What would compel a certified civil engineer with a thriving career to abandon the security of his profession and go to work in the trenches to enhance communities and save the environment? “To make a difference,” says Stephen Groner. “I wanted to build a company that could engage and mobilize people to behave in a way that leads to positive change.”
That company is S. Groner Associates, Inc. (SGA), the roots of which go back to Groner’s stint as an environmental engineer out working in the field. As he was frequently on site, Groner noticed a breakdown of communication within communities as a project got underway. “There was a gap between the technical issues and what the community would be able to understand,” he says. “I wanted to bridge that gap, so I switched my profession to communications.”
This gap informed what Groner’s company does today. To get the job done by the most effective means, SGA employs a diverse mix of professionals, including engineers, scientists, applied psychologists, advertising and PR professionals, social-media experts, graphic artists, and technical web specialists. The staff makeup merges right-brain and left-brain skills in a collective ecosystem, allowing the firm to offer a very powerful communication strategy, one that studies and attempts to understand the way people receive messages and then segues those findings into creating the desired results.
With 15 employees working at two offices in Northern and Southern California, Groner’s firm takes on a variety of projects and clients, concentrating on those that impact local communities and help the environment. No undertaking is typical. For example, a recent Groner project focused on the redevelopment of a street in an unincorporated East Los Angeles area called Florence. Working with the Los Angeles County Community Redevelopment Commission, Groner’s team held community meetings and invited the general public, local businesses, church leaders, and homeowner groups to participate. The goal was to get the community itself to lend input about the issues of reducing blight, while increasing the business economics and helping design a new streetscape.
Groner admits the approach must be diplomatic and done carefully. “Gentrification is sometimes not popular,” he says. “So we want to enhance the community and values that are already there. We figure out the essence of what they have and what their strengths are, and we build on that. That’s why it’s so important to work with community leaders, not necessarily elected officials. We look at it from all angles, all perspectives.”

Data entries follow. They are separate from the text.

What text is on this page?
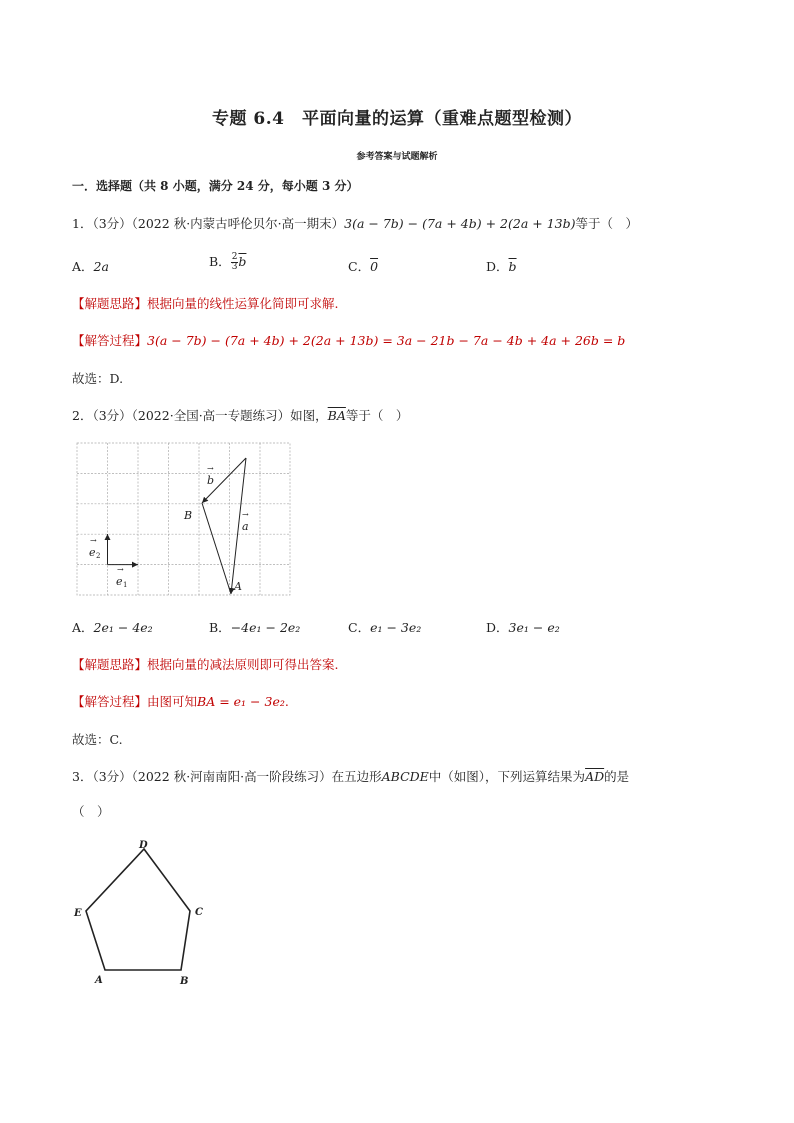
专题 6.4　平面向量的运算（重难点题型检测）
参考答案与试题解析
一．选择题（共 8 小题，满分 24 分，每小题 3 分）
1．（3分）（2022 秋·内蒙古呼伦贝尔·高一期末）3(a − 7b) − (7a + 4b) + 2(2a + 13b)等于（　）
A．2a	B． $\frac{2}{3} \overline{b}$	C．0	D．$\overline{b}$
【解题思路】根据向量的线性运算化简即可求解.
【解答过程】3(a − 7b) − (7a + 4b) + 2(2a + 13b) = 3a − 21b − 7a − 4b + 4a + 26b = b
故选：D.
2．（3分）（2022·全国·高一专题练习）如图，$\overline{BA}$等于（　）
b
→
a
→
B
A
e 2
→
e 1
→
A．2e₁ − 4e₂	B．−4e₁ − 2e₂	C．e₁ − 3e₂	D．3e₁ − e₂
【解题思路】根据向量的减法原则即可得出答案.
【解答过程】由图可知BA = e₁ − 3e₂.
故选：C.
3．（3分）（2022 秋·河南南阳·高一阶段练习）在五边形ABCDE中（如图），下列运算结果为$\overline{AD}$的是
（　）
D
C
E
A	B
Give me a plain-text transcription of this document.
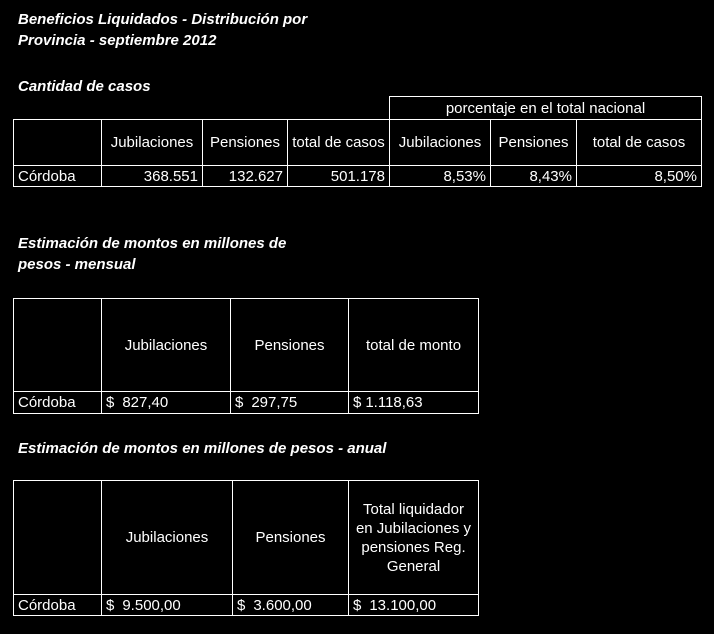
Beneficios Liquidados - Distribución por
Provincia - septiembre 2012
Cantidad de casos
				porcentaje en el total nacional		
	Jubilaciones	Pensiones	total de casos	Jubilaciones	Pensiones	total de casos
Córdoba	368.551	132.627	501.178	8,53%	8,43%	8,50%
Estimación de montos en millones de
pesos - mensual
	Jubilaciones	Pensiones	total de monto
Córdoba	$ 827,40	$ 297,75	$ 1.118,63
Estimación de montos en millones de pesos - anual
	Jubilaciones	Pensiones	Total liquidador en Jubilaciones y pensiones Reg. General
Córdoba	$ 9.500,00	$ 3.600,00	$ 13.100,00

From there, SGA works with a landscape architect to create a look, moving forward with the design and securing grant dollars, most from federal block grants and other funding sources. “Our part of it is about two years, but a whole program like this could take up to a decade to complete,” he says.
Groner’s company doesn’t just limit itself to revitalizing communities. In the San Francisco Bay Area, it helped develop a social-media marketing campaign to address the problem of littering. Targeting teens and 20-somethings, the firm created a peer-to-peer campaign that urged members of the demographic to encourage their friends not to litter. The campaign even included a high-stakes video contest. The winners, chosen by their peers, demonstrated a high level of production, receiving prizes and fame. “The idea is that it is focused on what they’re doing,” Groner says. “It’s their crowd voting—their network of friends that’s involved—so they get to ‘own’ the campaign. It’s not the government or parents telling them what to do.” The benefits of the campaign were twofold. Not only did it create outreach to kids to build awareness and a movement, it changed behavior. “And changing behavior is at the heart of what we do,” Groner says.
Groner’s come a long way since he obtained a degree in environmental engineering from the University of Wisconsin at Madison, but he remembers what prompted him to start thinking about the ideas that shape his firm today. After working as a registered civil engineer for eight years on the technical side, he recalls asking himself the questions, “How can I use my technical skills and creativity to make a difference?” and, “How can we increase recycling—how do we clean up the planet?” The answers were not easy, but he felt he could have a greater impact if he gave up engineering and worked at a grassroots level with communities. “I concluded that not all problems have an engineering fix,” he says. “You cannot necessarily build your way out of it. It’s about people and getting them to buy into an idea.”
For Groner, it’s been a labor of love. “Not only are we doing great work, but I feel passion,” he says. “If you do work you believe in, you can really make a difference for your community … It’s a very fulfilling thing.”